Het is mogelijk om meerdere bestemmingsplannen tegelijkertijd op één of meerdere punten te wijzigen zodat ze weer zijn voorzien van een goede regeling. Dit kan in de vorm van een facetbestemmingsplan, op grond waarvan de daaronder vallende bestemmingsplannen worden aangepast. Dat betekent dat dit plan slechts een facet/onderdeel van de regels van de huidige bestemmingsplannen herziet of aanvult. Dit bestemmingsplan geeft een toetsingskader voor het bepalen van de parkeerbehoefte en voor laden of lossen. Het voorliggende facetbestemmingsplan geldt voor alle onherroepelijke en vastgestelde bestemmingsplannen van de gemeente Westerwolde.

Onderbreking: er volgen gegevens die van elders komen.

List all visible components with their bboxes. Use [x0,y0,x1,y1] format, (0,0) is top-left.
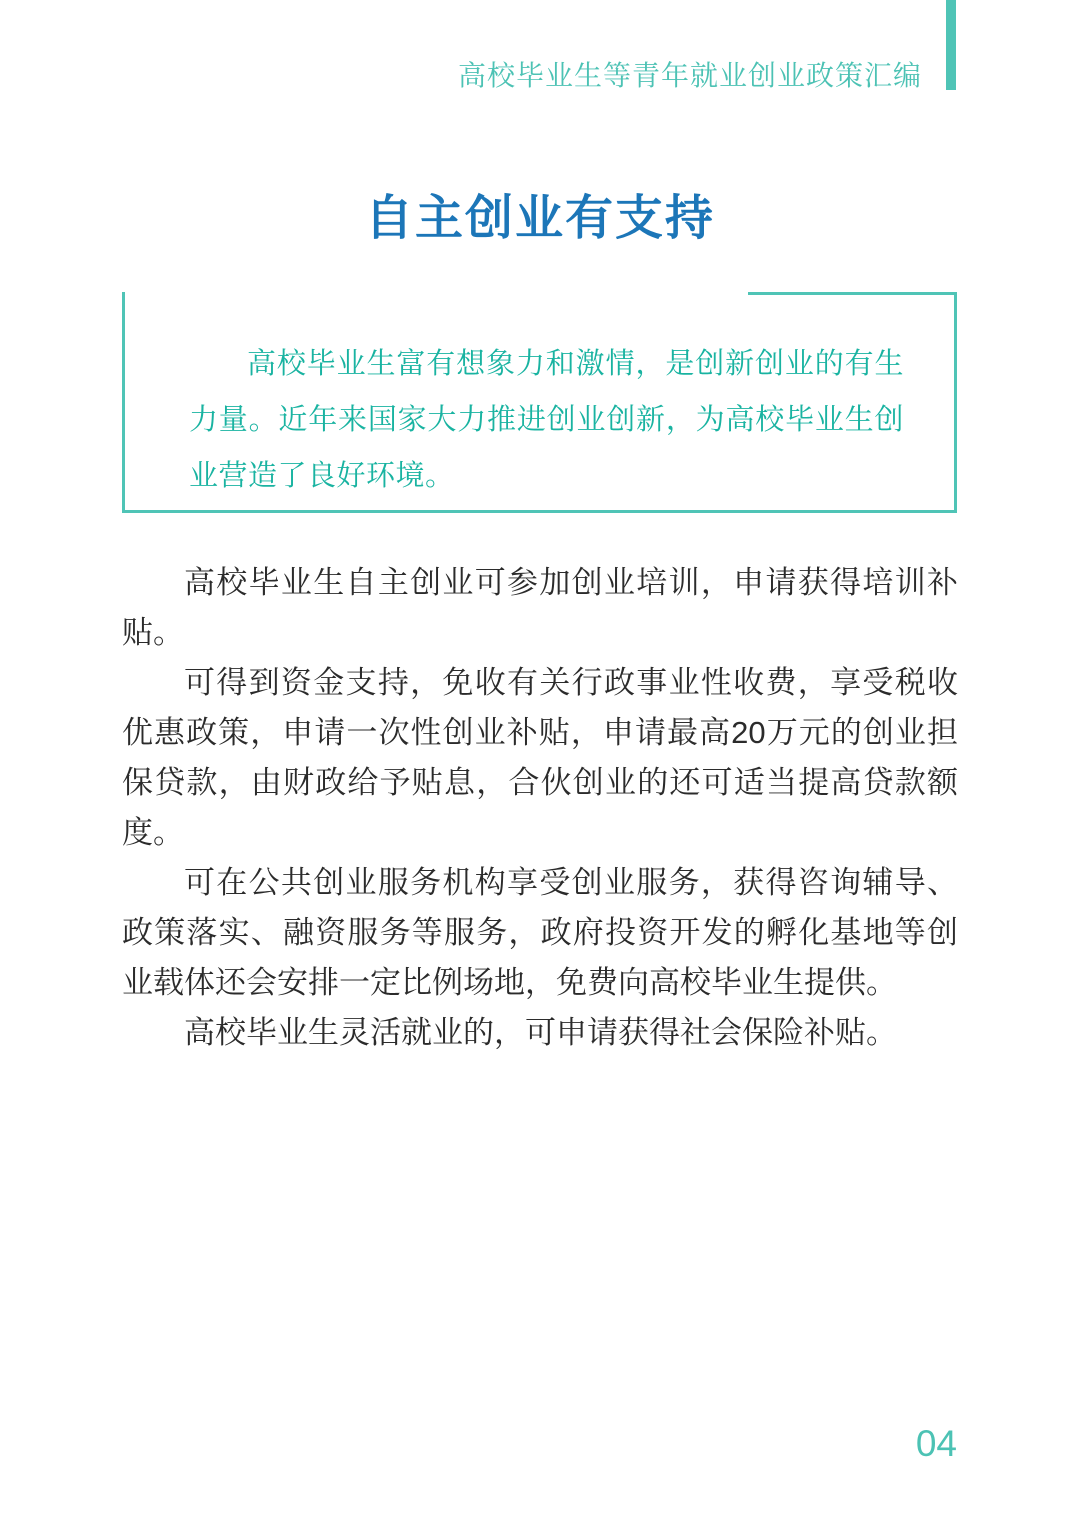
body-paragraph-1: 高校毕业生自主创业可参加创业培训，申请获得培训补贴。 [122,558,958,658]
quote-box: 高校毕业生富有想象力和激情，是创新创业的有生力量。近年来国家大力推进创业创新，为… [122,292,957,513]
accent-bar [946,0,956,90]
body-paragraph-4: 高校毕业生灵活就业的，可申请获得社会保险补贴。 [122,1008,958,1058]
document-page: 高校毕业生等青年就业创业政策汇编 自主创业有支持 高校毕业生富有想象力和激情，是… [0,0,1080,1534]
running-head-title: 高校毕业生等青年就业创业政策汇编 [458,60,922,92]
quote-box-top-line [748,292,954,295]
page-number: 04 [916,1424,957,1464]
page-title: 自主创业有支持 [0,190,1080,248]
body-copy: 高校毕业生自主创业可参加创业培训，申请获得培训补贴。 可得到资金支持，免收有关行… [122,558,958,1058]
body-paragraph-2: 可得到资金支持，免收有关行政事业性收费，享受税收优惠政策，申请一次性创业补贴，申… [122,658,958,858]
quote-text: 高校毕业生富有想象力和激情，是创新创业的有生力量。近年来国家大力推进创业创新，为… [125,292,954,504]
body-paragraph-3: 可在公共创业服务机构享受创业服务，获得咨询辅导、政策落实、融资服务等服务，政府投… [122,858,958,1008]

Het plangebied van het 'Facetbestemmingsplan Parkeren Westerwolde' is op de onderstaande afbeelding weergegeven en omlijnd.
Plangebied 'Facetbestemmingsplan Parkeren Westerwolde'
Na dit inleidende hoofdstuk wordt in hoofdstuk 2 stilgestaan bij het beleid. In hoofdstuk 3 is een juridische planbeschrijving gegeven. Hoofdstuk 4 gaat in op de uitvoerbaarheid van het plan.

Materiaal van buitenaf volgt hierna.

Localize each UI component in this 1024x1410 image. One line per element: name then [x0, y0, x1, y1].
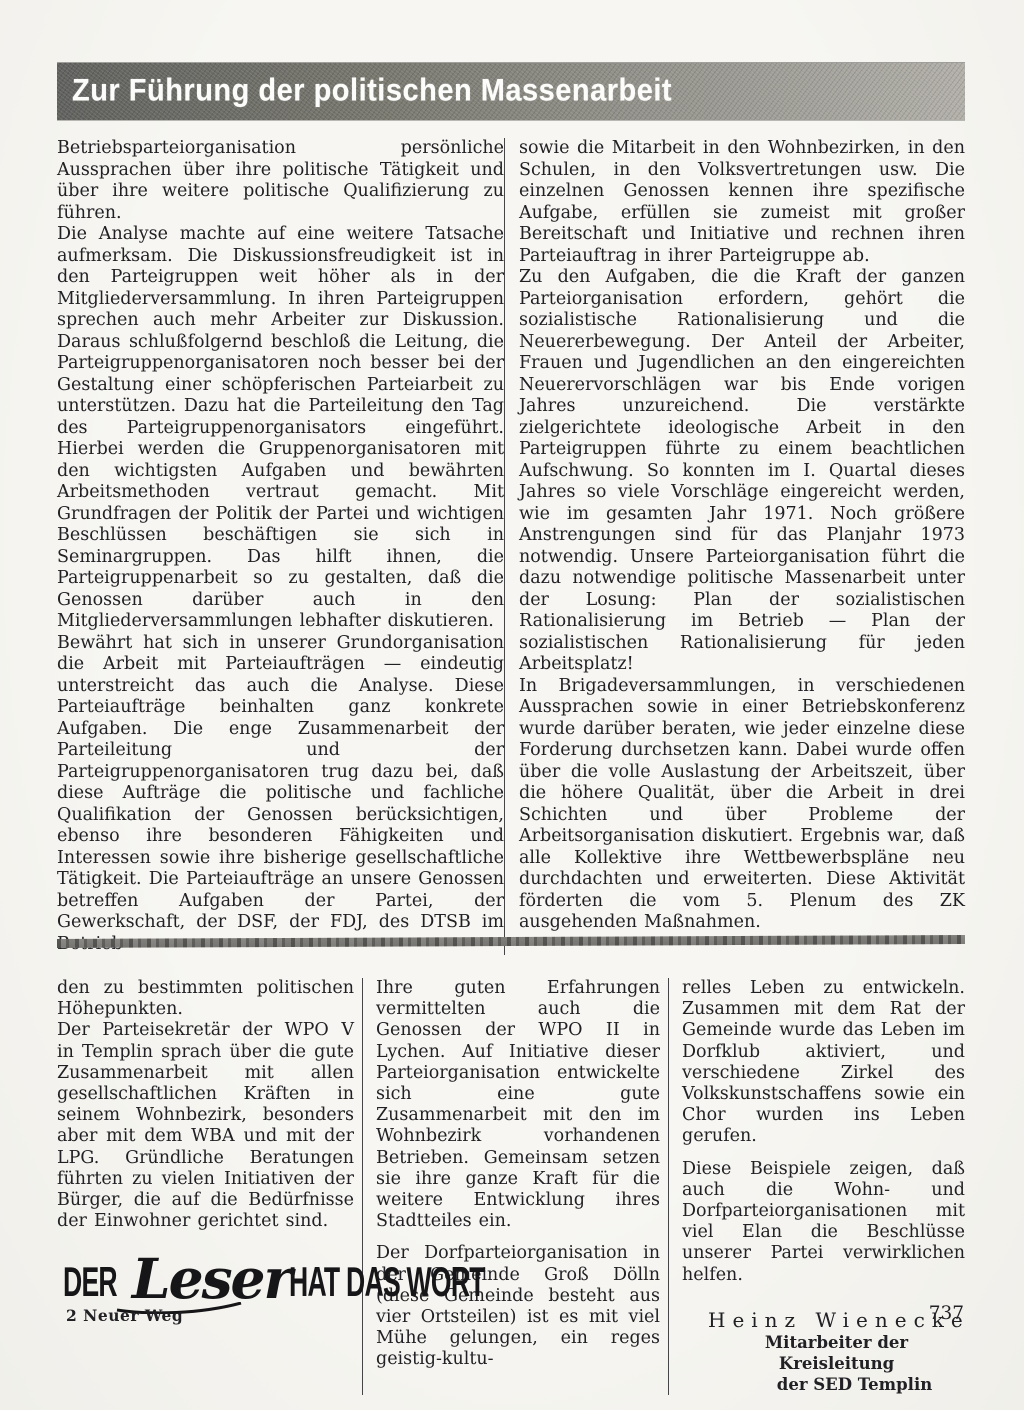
article-bottom-section: den zu bestimmten politischen Höhepunkte…: [57, 978, 965, 1395]
magazine-page: Zur Führung der politischen Massenarbeit…: [0, 0, 1024, 1410]
article-header-banner: Zur Führung der politischen Massenarbeit: [57, 63, 965, 120]
body-paragraph: Die Analyse machte auf eine weitere Tats…: [57, 224, 504, 633]
body-paragraph: sowie die Mitarbeit in den Wohnbezirken,…: [519, 138, 965, 267]
top-left-column: Betriebsparteiorganisation persönliche A…: [57, 138, 504, 955]
body-paragraph: Diese Beispiele zeigen, daß auch die Woh…: [682, 1159, 965, 1286]
body-paragraph: Ihre guten Erfahrungen vermittelten auch…: [376, 978, 660, 1232]
author-role-line-2: der SED Templin: [708, 1374, 965, 1395]
body-paragraph: Der Parteisekretär der WPO V in Templin …: [57, 1020, 354, 1232]
reader-logo-text-hat-das-wort: HAT DAS WORT: [289, 1260, 485, 1307]
body-paragraph: den zu bestimmten politischen Höhepunkte…: [57, 978, 354, 1020]
author-name: Heinz Wienecke: [708, 1308, 965, 1332]
body-paragraph: relles Leben zu entwickeln. Zusammen mit…: [682, 978, 965, 1148]
author-role-line-1: Mitarbeiter der Kreisleitung: [708, 1332, 965, 1374]
body-paragraph: In Brigadeversammlungen, in verschiedene…: [519, 676, 965, 934]
page-number: 737: [929, 1303, 964, 1324]
journal-imprint: 2 Neuer Weg: [66, 1306, 183, 1325]
bottom-column-2: Ihre guten Erfahrungen vermittelten auch…: [362, 978, 668, 1395]
article-top-section: Betriebsparteiorganisation persönliche A…: [57, 138, 965, 955]
top-right-column: sowie die Mitarbeit in den Wohnbezirken,…: [504, 138, 965, 955]
reader-logo-text-der: DER: [63, 1260, 117, 1307]
bottom-column-1: den zu bestimmten politischen Höhepunkte…: [57, 978, 362, 1395]
body-paragraph: Bewährt hat sich in unserer Grundorganis…: [57, 633, 504, 956]
article-title: Zur Führung der politischen Massenarbeit: [57, 74, 672, 110]
author-signature: Heinz Wienecke Mitarbeiter der Kreisleit…: [682, 1308, 965, 1395]
body-paragraph: Zu den Aufgaben, die die Kraft der ganze…: [519, 267, 965, 676]
bottom-column-3: relles Leben zu entwickeln. Zusammen mit…: [668, 978, 965, 1395]
reader-logo-script-leser: Leser: [132, 1251, 291, 1306]
body-paragraph: Betriebsparteiorganisation persönliche A…: [57, 138, 504, 224]
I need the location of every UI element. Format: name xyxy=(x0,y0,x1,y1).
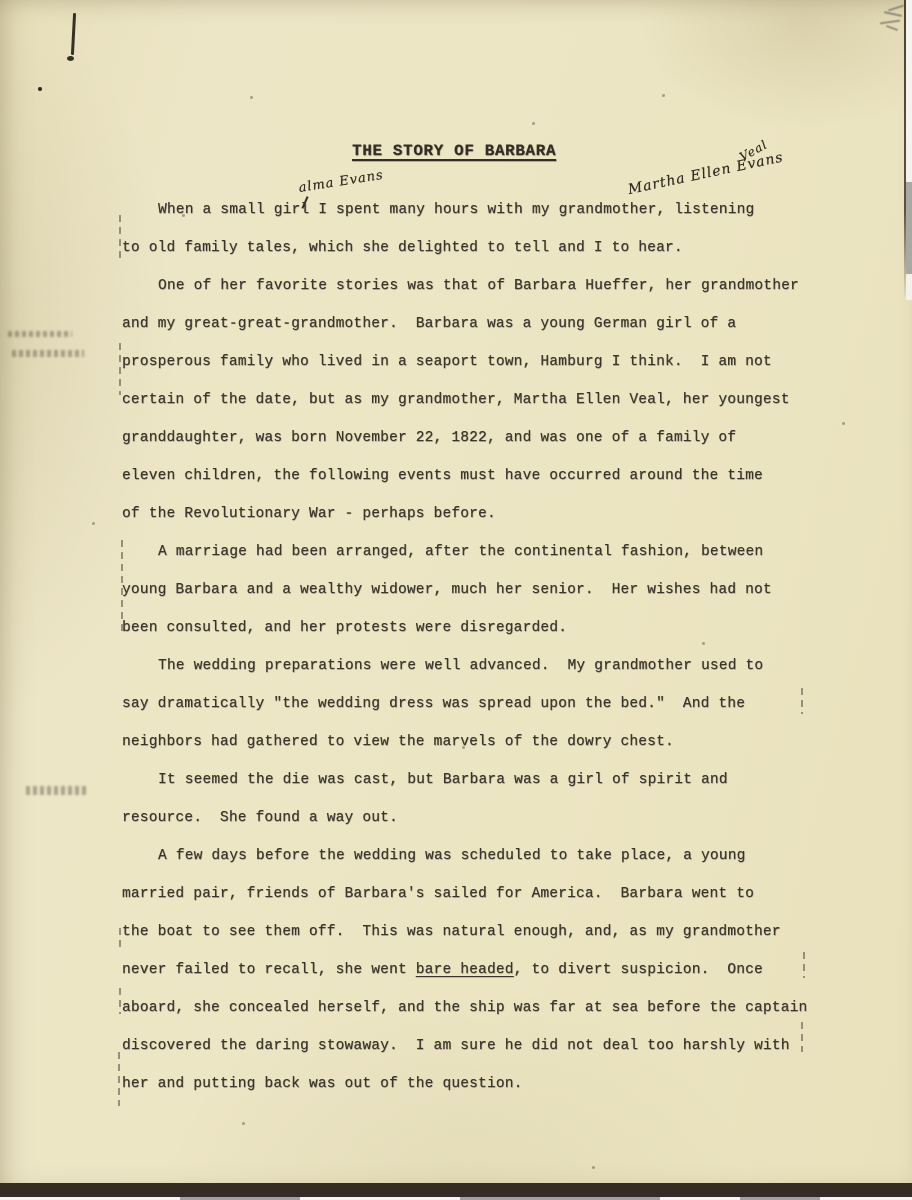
text-line: granddaughter, was born November 22, 182… xyxy=(122,419,834,457)
text-line: discovered the daring stowaway. I am sur… xyxy=(122,1027,834,1065)
margin-line-artifact xyxy=(119,343,121,395)
text-line: and my great-great-grandmother. Barbara … xyxy=(122,305,834,343)
text-line: married pair, friends of Barbara's saile… xyxy=(122,875,834,913)
margin-line-artifact xyxy=(801,1022,803,1052)
speck-artifact xyxy=(250,96,253,99)
text-line: to old family tales, which she delighted… xyxy=(122,229,834,267)
margin-smudge-artifact xyxy=(26,786,88,795)
speck-artifact xyxy=(182,214,185,217)
text-block: When a small girl I spent many hours wit… xyxy=(122,191,834,1103)
speck-artifact xyxy=(592,1166,595,1169)
text-line: certain of the date, but as my grandmoth… xyxy=(122,381,834,419)
text-line: The wedding preparations were well advan… xyxy=(122,647,834,685)
paragraph: It seemed the die was cast, but Barbara … xyxy=(122,761,834,837)
paragraph: The wedding preparations were well advan… xyxy=(122,647,834,761)
ink-dot-artifact xyxy=(38,87,42,91)
margin-line-artifact xyxy=(121,540,123,636)
paragraph: When a small girl I spent many hours wit… xyxy=(122,191,834,267)
text-line: eleven children, the following events mu… xyxy=(122,457,834,495)
page-bottom-edge-band xyxy=(0,1183,912,1197)
text-line: A few days before the wedding was schedu… xyxy=(122,837,834,875)
text-line: been consulted, and her protests were di… xyxy=(122,609,834,647)
margin-line-artifact xyxy=(119,215,121,261)
text-line: young Barbara and a wealthy widower, muc… xyxy=(122,571,834,609)
text-line: of the Revolutionary War - perhaps befor… xyxy=(122,495,834,533)
speck-artifact xyxy=(242,1122,245,1125)
text-line: A marriage had been arranged, after the … xyxy=(122,533,834,571)
scanned-document-page: THE STORY OF BARBARA alma Evans Martha E… xyxy=(0,0,912,1200)
ink-blob-artifact xyxy=(67,56,74,61)
text-line: aboard, she concealed herself, and the s… xyxy=(122,989,834,1027)
speck-artifact xyxy=(532,122,535,125)
text-line: When a small girl I spent many hours wit… xyxy=(122,191,834,229)
page-title: THE STORY OF BARBARA xyxy=(352,142,556,160)
text-line: resource. She found a way out. xyxy=(122,799,834,837)
text-line: prosperous family who lived in a seaport… xyxy=(122,343,834,381)
speck-artifact xyxy=(462,746,465,749)
margin-smudge-artifact xyxy=(8,331,72,337)
margin-line-artifact xyxy=(801,688,803,714)
speck-artifact xyxy=(702,642,705,645)
paragraph: A few days before the wedding was schedu… xyxy=(122,837,834,1103)
margin-line-artifact xyxy=(119,988,121,1014)
speck-artifact xyxy=(662,94,665,97)
margin-line-artifact xyxy=(119,928,121,948)
text-line: never failed to recall, she went bare he… xyxy=(122,951,834,989)
paragraph: A marriage had been arranged, after the … xyxy=(122,533,834,647)
margin-line-artifact xyxy=(803,952,805,978)
speck-artifact xyxy=(842,422,845,425)
margin-line-artifact xyxy=(118,1052,120,1106)
text-line: One of her favorite stories was that of … xyxy=(122,267,834,305)
text-line: It seemed the die was cast, but Barbara … xyxy=(122,761,834,799)
speck-artifact xyxy=(92,522,95,525)
text-line: neighbors had gathered to view the marve… xyxy=(122,723,834,761)
text-line: her and putting back was out of the ques… xyxy=(122,1065,834,1103)
scanner-gutter-patch xyxy=(906,182,912,274)
text-line: say dramatically "the wedding dress was … xyxy=(122,685,834,723)
margin-smudge-artifact xyxy=(12,350,84,357)
text-line: the boat to see them off. This was natur… xyxy=(122,913,834,951)
paragraph: One of her favorite stories was that of … xyxy=(122,267,834,533)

Op 2 juni 2021 heeft de gemeente het 'Gemeentelijk Verkeer- en Vervoersplan 2021-2031' vastgesteld.
In het GVVP staan de beleidsregels opgesteld omtrent het onderwerp parkeren. In het GVVP worden de volgende uitgangspunten gehanteerd. Het GVVP:
Voor parkeren is paragraaf 4.4.5. van het GVVP van belang. De gemeente geeft hier aan ernaar te streven om geen betaald parkeren in de gemeente in te voeren, tenzij daar een duidelijke aanleiding voor is. Dit beleid is gemaakt op de grondslag dat de gemeente geen grote parkeerknelpunten kent.

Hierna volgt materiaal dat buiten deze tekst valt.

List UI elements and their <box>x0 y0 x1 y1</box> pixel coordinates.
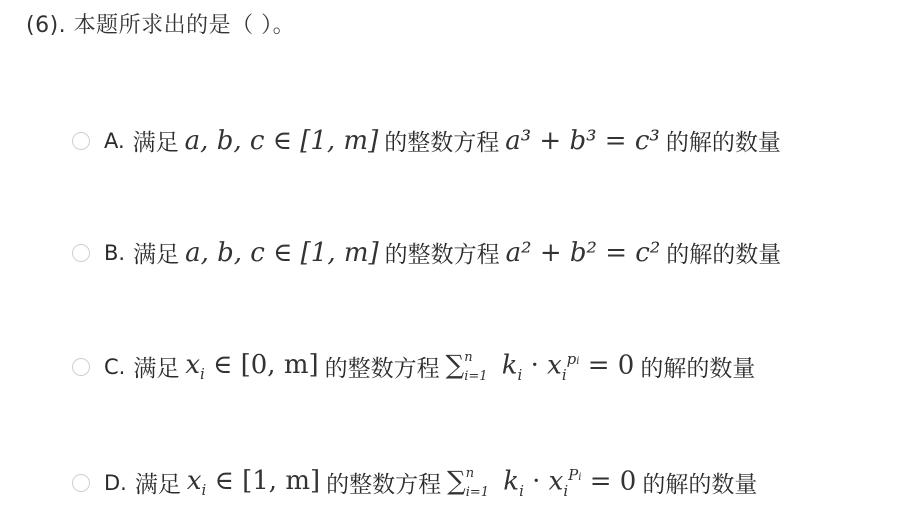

In paragraaf 4.4.5. van de GVVP staat welke parkeernormen de gemeente aanhoudt. De gemeente volgt de publicatie 381 'Toekomstbestendig parkeren'; van parkeerkencijfers naar parkeernormen en 'Aanbevelingen voor verkeersvoorzieningen binnen de bebouwde kom' van de CROW.
Dit bestemmingsplan voor het onderwerp parkeren is juridisch vormgegeven als een facetbestemmingsplan. Dat wil zeggen dat de regels niet rechtstreeks zijn verwerkt in de onderliggende bestemmingsplannen. Dit plan herziet het onderdeel parkeren en laden of lossen in de onderliggende plannen.
Het facetbestemmingsplan wordt digitaal beschikbaar gesteld. Voor de regels en verbeelding is aangesloten op de RO standaarden 2012, conform het Besluit ruimtelijke ordening (Bro). Onderdeel van de verplichte regels zijn een overgangsregeling en een anti-dubbeltelregel.
Onder de Wet ruimtelijke ordening (Wro) worden alle planologische visies, plannen, besluiten, verordeningen en algemene maatregelen van bestuur (Wro-instrumenten) digitaal vervaardigd en op elektronische wijze beschikbaar gesteld. Ten behoeve van de eenheid en de uitwisselbaarheid zijn er standaarden en regels ontwikkeld. Sinds 1 oktober 2012 gelden de RO standaarden en regels 2012 (ter vervanging van de RO Standaarden en regels 2008).
De regels in dit facetbestemmingsplan voegen specfieke regels voor parkeerbepalingen en laden of lossen in de onderliggende bestemmingsplannen toe (Artikel 4 Overige regels).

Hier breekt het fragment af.